“I don’t know what you mean, Mrs Shepton,” replied the girl, haughtily. “I would not have come to see you if I had thought any one else—”
“I beg your pardon,” exclaimed Michael, recollecting himself, as he realised that he was the culprit.—“I will come back again, nurse,” he added to his old friend.
But now it was on him that the housekeeper’s detaining hand was laid.
“Stay a moment, Master Michael,” she began; and acting on a sudden impulse, she again appealed to Philippa. “Will you give me leave,” she said, “to consult Mr Michael about—about this difficulty, as we have reason to think that he knows so much already? May it not be better to tell him all?”
Philippa turned upon her with flaming cheeks, too angry now to care whether the young man saw her tear-stained face and swollen eyes or not.
“Mrs Shepton,” she said, indignantly, “you leave me no choice. What you have said now is equivalent to telling everything! Say what you like, I don’t care, but I cannot stay to hear it. And remember if—if Mr Gresham agrees to what I know you mean to ask him, he will do so for your sake, not for mine.—I make no appeal to you,” she ended, coldly, glancing at the young man, as she determinedly crossed the room and disappeared, closing the door behind her.
The two she had left looked at each other in consternation. Then Michael gave a short laugh.
“What a whirlwind of a girl!” he ejaculated. “What does it all mean, Mrs Shepton, ma’am? I suppose you must tell me now, and I suppose I’ve got to listen. But why is your young friend so furious with me—whatever have I done?” and in his tone, beneath its lightness, Mrs Shepton perceived a considerable spice of indignation.
The housekeeper, though sharing his indignation, looked ready to cry.

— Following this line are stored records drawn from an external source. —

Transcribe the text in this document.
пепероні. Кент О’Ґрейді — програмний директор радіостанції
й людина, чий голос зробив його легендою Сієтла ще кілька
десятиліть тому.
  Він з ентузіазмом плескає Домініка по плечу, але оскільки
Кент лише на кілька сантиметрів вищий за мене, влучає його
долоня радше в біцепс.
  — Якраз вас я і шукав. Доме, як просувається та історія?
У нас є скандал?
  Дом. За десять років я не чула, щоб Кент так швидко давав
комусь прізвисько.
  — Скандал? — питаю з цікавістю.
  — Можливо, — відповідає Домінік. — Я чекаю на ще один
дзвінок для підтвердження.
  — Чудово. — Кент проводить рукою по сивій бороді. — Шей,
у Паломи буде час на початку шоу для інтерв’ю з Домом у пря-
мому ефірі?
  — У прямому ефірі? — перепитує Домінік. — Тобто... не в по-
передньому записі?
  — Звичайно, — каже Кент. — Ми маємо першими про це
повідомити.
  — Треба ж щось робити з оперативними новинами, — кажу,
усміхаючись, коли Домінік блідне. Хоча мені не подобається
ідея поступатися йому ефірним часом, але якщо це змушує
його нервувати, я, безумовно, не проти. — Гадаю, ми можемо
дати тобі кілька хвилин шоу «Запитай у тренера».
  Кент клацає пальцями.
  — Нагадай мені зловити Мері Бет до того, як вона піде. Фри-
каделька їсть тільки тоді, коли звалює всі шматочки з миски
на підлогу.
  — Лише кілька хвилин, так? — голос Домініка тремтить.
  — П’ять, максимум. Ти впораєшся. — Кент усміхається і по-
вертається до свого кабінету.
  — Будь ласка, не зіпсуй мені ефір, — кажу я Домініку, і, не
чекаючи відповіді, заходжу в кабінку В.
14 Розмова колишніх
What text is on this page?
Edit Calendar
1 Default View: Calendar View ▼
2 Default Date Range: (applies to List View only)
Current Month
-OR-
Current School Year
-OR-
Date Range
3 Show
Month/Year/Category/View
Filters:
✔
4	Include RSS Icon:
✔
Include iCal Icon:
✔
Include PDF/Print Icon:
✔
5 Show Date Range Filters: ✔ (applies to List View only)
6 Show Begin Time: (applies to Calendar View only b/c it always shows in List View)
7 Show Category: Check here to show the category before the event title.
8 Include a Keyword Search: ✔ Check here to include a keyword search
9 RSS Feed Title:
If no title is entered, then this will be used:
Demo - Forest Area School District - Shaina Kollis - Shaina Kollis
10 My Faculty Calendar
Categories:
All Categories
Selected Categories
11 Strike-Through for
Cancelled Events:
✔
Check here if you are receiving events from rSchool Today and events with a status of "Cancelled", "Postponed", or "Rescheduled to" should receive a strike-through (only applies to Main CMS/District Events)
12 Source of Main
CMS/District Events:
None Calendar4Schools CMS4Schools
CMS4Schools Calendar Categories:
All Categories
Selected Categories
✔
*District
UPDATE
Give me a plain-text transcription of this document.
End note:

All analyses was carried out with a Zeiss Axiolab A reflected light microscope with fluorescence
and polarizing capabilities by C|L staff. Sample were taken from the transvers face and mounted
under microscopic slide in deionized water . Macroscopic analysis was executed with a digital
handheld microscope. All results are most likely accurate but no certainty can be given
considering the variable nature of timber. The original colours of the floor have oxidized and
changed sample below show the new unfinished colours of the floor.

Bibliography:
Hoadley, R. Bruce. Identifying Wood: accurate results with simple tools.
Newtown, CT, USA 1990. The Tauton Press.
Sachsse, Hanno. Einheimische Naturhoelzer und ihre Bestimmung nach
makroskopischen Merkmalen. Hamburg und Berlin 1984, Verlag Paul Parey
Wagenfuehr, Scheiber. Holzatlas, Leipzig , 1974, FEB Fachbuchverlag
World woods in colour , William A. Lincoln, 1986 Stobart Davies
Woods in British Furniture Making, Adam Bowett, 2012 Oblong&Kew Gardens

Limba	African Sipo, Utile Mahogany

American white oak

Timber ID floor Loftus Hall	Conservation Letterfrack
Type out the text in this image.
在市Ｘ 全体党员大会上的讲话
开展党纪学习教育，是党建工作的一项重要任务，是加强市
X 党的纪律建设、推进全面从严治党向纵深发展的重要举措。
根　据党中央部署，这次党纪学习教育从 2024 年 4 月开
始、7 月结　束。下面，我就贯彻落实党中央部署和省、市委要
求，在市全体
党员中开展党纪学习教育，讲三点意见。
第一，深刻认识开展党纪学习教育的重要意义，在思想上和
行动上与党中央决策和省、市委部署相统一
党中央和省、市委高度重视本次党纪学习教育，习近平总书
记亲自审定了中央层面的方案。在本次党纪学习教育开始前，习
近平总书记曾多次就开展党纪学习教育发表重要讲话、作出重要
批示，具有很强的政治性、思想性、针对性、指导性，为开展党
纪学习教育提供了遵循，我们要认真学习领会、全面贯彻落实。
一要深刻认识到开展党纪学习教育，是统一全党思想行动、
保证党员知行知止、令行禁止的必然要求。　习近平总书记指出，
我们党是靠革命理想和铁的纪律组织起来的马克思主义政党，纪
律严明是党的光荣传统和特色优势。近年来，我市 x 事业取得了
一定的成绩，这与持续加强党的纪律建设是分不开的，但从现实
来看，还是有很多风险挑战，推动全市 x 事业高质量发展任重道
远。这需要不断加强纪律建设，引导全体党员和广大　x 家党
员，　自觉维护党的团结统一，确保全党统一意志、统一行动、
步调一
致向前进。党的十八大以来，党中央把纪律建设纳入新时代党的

“What have you done, sir?” she repeated. “Nothing, of course nothing, except that you have been very kind and considerate about a self-willed, headstrong young lady—for a young lady she is, as you suspected from the first. And never in all my life have I heard of such a wild scheme as she has planned and carried out. If she had fallen into some hands, a nice scandal there would have been! But yet,” she went on, her voice softening, “I am so sorry for her too, for her motives were good and most unselfish. And when she goes home, she will have to face her parents’ great displeasure.”